Combined with Row Level Security, you barely need to write any API-level auth logic. Define policies in SQL like "this table is readable only by logged-in users, and users can only modify their own data," and Supabase enforces it automatically.

(I was genuinely impressed the first time I got this working.)

Having SQL Changes Everything

In Firebase, "get recent rental records per user, but only unreturned ones, sorted by rental date descending" required convoluted code.

In Supabase, it's one SQL statement. The client query builder is intuitive too: .from('rentals').select('*, equipment(*)').eq('user_id', userId).is('returned_at', null).order('created_at', { ascending: false }). It reads almost like raw SQL.

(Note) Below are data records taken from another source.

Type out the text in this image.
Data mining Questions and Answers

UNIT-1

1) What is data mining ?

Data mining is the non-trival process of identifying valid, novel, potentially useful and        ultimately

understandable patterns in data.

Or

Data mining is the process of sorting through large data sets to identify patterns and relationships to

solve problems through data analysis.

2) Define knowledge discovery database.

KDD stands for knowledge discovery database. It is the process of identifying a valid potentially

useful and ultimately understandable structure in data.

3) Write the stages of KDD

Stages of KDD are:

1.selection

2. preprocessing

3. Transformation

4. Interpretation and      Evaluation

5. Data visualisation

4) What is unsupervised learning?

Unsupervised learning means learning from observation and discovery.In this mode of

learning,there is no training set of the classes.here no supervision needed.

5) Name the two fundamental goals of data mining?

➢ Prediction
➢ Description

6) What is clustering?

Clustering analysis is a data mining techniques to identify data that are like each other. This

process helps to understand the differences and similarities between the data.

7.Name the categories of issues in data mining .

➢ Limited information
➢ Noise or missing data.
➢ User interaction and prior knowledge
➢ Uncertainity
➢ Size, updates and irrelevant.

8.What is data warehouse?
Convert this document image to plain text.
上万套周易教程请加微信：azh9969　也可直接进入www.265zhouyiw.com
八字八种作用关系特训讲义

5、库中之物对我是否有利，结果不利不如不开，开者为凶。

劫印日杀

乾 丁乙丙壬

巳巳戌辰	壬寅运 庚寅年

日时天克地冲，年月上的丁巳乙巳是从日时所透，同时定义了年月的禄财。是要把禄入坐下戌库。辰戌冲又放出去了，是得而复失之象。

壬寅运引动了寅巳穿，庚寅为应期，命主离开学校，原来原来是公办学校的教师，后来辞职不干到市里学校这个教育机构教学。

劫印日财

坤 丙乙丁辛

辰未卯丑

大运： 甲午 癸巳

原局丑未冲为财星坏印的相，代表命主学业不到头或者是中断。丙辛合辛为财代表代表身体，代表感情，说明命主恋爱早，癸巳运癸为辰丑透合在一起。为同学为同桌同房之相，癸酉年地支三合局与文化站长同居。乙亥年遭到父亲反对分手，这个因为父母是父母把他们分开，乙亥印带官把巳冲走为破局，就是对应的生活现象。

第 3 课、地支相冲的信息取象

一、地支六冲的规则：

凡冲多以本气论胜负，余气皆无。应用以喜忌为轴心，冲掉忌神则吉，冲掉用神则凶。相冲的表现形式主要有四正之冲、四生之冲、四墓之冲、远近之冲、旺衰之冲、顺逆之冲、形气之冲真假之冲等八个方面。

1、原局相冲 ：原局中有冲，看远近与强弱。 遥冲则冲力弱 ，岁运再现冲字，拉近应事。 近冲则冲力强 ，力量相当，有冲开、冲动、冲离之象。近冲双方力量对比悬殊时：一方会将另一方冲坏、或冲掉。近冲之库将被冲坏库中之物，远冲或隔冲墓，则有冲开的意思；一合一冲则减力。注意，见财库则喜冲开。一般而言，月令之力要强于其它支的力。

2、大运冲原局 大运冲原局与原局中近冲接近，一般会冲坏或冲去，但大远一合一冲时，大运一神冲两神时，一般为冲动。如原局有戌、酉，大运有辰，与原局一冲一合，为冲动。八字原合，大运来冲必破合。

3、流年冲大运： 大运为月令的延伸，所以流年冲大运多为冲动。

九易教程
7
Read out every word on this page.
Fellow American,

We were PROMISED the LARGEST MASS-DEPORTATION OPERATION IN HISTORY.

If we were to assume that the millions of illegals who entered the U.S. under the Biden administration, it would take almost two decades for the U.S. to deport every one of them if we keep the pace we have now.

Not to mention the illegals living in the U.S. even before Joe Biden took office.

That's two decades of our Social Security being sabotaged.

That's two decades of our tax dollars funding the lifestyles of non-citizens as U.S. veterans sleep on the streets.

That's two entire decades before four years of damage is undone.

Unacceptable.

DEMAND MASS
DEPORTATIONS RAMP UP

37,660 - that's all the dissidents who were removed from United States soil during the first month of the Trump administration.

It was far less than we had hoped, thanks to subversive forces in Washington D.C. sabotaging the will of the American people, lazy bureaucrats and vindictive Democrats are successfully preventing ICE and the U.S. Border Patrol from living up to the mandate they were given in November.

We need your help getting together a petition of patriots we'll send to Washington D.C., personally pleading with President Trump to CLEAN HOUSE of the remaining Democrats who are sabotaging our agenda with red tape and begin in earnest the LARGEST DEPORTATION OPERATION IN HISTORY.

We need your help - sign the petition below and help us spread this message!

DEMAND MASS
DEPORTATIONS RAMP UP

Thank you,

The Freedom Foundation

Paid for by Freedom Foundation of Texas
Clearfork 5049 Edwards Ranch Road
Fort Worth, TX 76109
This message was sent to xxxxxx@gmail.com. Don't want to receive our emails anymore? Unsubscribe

Real-Time Is a Bit Lacking Though

Coming from Firebase's real-time sync, Supabase's Realtime was a bit disappointing. It works, but the connection occasionally drops, and you have to manage reconnection logic yourself.

We had a screen that needed to show rental status in real time, and events were occasionally missed. We ended up combining Realtime with 30-second polling as a compromise. If real-time is the core of your app, Firebase might still be the better choice.

Edge Functions Are Still Maturing

For server-side logic, I used Supabase Edge Functions. Being Deno-based means you can write TypeScript natively, which is nice. But local dev setup was a bit cumbersome, and debugging was inconvenient.

Fine for simple webhook handling or external API calls, but for complex business logic, a dedicated backend is probably better.

Costs Are Predictable

The free tier is generous. 500MB database, 50,000 auth users, 1GB storage. Our app has about 50 users, and we've been running within the free tier for six months.

The Pro plan is $25/month, and compared to Firebase's Blaze plan, the predictability is a plus. Firebase's usage-based billing occasionally produced surprise spikes.

If You Know SQL

Supabase is Firebase for developers who know SQL. If your app deals with relational data, Supabase is more productive than Firebase. Conversely, if real-time sync is essential or you're working with non-relational data, Firebase is still a strong pick.

For new projects, I now default to considering Supabase first.